Sound and vision
Michael Henderson has high hopes for the newly renovated Royal Festival Hall The Royal Festival Hall reopens next week after two years of renovation costing £111 million, and already the outlook looks promising. It may be a year or so before musicians and audiences get the hang of the hall's new acoustic (though, to the untrained ear, it appears significantly better) but the improved site by the Thames can already be judged a success.
Memories of the old hall, built for the Festival of Britain in 1951, have receded in those two dark years, so it is worth remembering what a grim vision it made when you approached it from Hungerford Bridge (which was no less grim). Where once was an unremarkable riverside path, and an unappealing lower ground floor entrance, hidden away behind concrete boulders, there is now a row of shops and restaurants that presents a welcoming face.

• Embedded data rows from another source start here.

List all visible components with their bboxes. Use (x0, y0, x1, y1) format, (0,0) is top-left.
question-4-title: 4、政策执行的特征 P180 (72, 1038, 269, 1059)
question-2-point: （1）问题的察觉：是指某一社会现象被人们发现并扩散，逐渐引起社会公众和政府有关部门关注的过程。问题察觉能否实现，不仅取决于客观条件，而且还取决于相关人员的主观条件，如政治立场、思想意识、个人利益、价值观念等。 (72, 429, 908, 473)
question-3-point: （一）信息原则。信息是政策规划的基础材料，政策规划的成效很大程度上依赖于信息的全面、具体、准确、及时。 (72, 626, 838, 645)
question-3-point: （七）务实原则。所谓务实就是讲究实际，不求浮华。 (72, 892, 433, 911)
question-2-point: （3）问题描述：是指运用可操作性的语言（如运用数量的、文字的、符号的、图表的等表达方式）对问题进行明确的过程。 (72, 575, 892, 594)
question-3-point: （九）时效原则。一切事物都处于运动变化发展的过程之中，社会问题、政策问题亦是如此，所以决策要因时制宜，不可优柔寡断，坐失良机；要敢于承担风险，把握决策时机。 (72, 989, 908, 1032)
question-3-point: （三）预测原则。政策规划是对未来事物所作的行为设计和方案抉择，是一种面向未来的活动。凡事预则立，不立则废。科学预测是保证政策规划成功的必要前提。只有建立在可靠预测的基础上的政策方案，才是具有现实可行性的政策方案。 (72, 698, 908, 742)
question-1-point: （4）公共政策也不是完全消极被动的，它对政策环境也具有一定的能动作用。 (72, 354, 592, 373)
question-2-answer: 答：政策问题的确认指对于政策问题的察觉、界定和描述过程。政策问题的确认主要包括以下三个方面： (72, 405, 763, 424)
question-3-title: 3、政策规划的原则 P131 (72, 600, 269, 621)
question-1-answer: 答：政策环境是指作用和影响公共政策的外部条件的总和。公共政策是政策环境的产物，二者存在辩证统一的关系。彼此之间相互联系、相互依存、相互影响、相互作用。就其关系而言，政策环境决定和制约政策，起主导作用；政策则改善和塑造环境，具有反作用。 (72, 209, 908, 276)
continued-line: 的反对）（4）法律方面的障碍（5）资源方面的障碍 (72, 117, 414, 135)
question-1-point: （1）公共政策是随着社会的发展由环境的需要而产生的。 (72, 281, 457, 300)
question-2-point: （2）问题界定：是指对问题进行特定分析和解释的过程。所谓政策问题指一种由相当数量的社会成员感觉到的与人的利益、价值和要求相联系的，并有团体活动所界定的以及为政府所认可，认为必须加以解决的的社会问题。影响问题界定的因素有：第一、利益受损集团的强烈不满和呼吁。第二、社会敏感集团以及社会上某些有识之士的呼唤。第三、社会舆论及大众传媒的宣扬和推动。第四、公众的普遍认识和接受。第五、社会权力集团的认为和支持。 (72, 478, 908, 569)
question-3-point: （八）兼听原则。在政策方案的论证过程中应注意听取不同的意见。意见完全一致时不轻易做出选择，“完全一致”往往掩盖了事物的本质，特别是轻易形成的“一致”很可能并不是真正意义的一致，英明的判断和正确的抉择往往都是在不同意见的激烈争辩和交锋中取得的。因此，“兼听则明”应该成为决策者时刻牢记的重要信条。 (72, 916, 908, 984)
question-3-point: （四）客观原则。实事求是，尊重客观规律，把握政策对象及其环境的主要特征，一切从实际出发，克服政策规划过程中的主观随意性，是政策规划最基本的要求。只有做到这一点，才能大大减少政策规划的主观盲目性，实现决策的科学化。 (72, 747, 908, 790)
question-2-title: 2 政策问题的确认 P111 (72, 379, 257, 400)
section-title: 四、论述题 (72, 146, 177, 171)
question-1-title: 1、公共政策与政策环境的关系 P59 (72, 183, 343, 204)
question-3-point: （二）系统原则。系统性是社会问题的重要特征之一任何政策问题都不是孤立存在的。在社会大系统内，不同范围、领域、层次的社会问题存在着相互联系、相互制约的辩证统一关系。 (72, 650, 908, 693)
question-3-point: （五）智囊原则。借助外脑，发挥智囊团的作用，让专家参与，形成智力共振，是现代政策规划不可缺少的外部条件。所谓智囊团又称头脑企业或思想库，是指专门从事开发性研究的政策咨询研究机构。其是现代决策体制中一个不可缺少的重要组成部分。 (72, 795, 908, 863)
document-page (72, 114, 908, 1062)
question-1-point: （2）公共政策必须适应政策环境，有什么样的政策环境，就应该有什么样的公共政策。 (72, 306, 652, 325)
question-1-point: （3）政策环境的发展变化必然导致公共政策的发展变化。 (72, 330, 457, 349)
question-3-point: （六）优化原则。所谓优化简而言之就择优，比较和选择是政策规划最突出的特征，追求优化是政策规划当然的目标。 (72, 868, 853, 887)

Access to the hall from the north side of the Thames, and from Waterloo, is much improved: one may even say it is a pleasure to go there, rather than a duty, to invert the phrase visiting orchestras used to apply to the hall itself. The Southbank Centre, of which the RFH is the most significant part, is now a fully functioning part of the Southbank 'experience', which takes in the National Film Theatre and the Royal National Theatre, and sweeps along to the Globe Theatre and Tate Modern.
Designed by architects Allies and Morrison, with assistance from the Chicago-based acousticians, Kirkegaard Associates, the hall has impressed the musicians who have been preparing for next week's gala reopening concert, which features the four resident ensembles — the London Philharmonic, the Philharmonia, the Orchestra of the Age of the Enlightenment and the London Sinfonietta.
Vladimir Jurowski, the LPO's principal conductor designate, called it 'a richer, clearer sound', an improvement created by the use of acoustic reflectors above the stage, cloth drapes along the walls, and wooden floors in the refigured auditorium, to replace the old carpet. The capacity has been reduced to 2,788 but every seat has more legroom than before — and 'comfort cooling'! The old carpet design in the public areas has been retained.
Under the direction of Jude Kelly, who used to run the West Yorkshire Playhouse, the RFH has a site that concert halls the world over must envy. As a performing space, though, it appears to be in two minds. Is it primarily a hall for orchestral music or should it become a venue for all the performing arts? Next week, after the gala opener, a performance of Mahler's Third Symphony by the Philharmonia under its incoming principal conductor, Esa-Pekka Salonen, and Alfred Brendel's recital (which, for many concert-goers, will represent the real reopening), comes the annual Meltdown Festival, which is really the kind of jamboree for ageing rockers that could be staged anywhere.
This weekend's 'dusk to dawn' celebrations offer 48 hours of 'strolling minstrels', a `beatbox choir', 27 gamelan ensembles and Billy Bragg singing his bowdlerised arrangement of Schiller's 'Ode to Joy'. It all helps to give the new hall a lift but it also bears the stamp of 'inclusive' social reformers, and we know what bullies they can be. Kelly, one of life's box-tickers, must tread carefully. The RFH is supposed to be a temple of (usually) high culture, not some forum for equal opportunities.
Which is not to say there is no room for wider-ranging activities. A literature festival that starts later this month will feature a centenary tribute to W.H. Auden, and next month brings a partial staging of Stephen Sondheim's Sweeney Todd, with Bryn Terfel taking the part of the demon barber. Kelly will then direct a six-week run of Carmen Jones, Oscar Hammerstein's arrangement of the Carmen opera.
However ambitious the plans, there are still one or two things that require attention. The skateboarders who clog up the space beneath the Queen Elizabeth Hall must be moved on as soon as possible, by the police if necessary. It is inconceivable that any other major arts venue in the world would tolerate their presence, and it is remarkable that they are still there, making noise and generally getting in the way.
But, quibbles aside, the reopening of a much-loved concert hall can only be cause for rejoicing. The RFH will never match Amsterdam's Concertgebouw, or the Musikverein in Vienna, but the big nights there have always been memorable events, and, in the improved acoustic, London concert-goers can look forward to a few more. That's worth at least two cheers.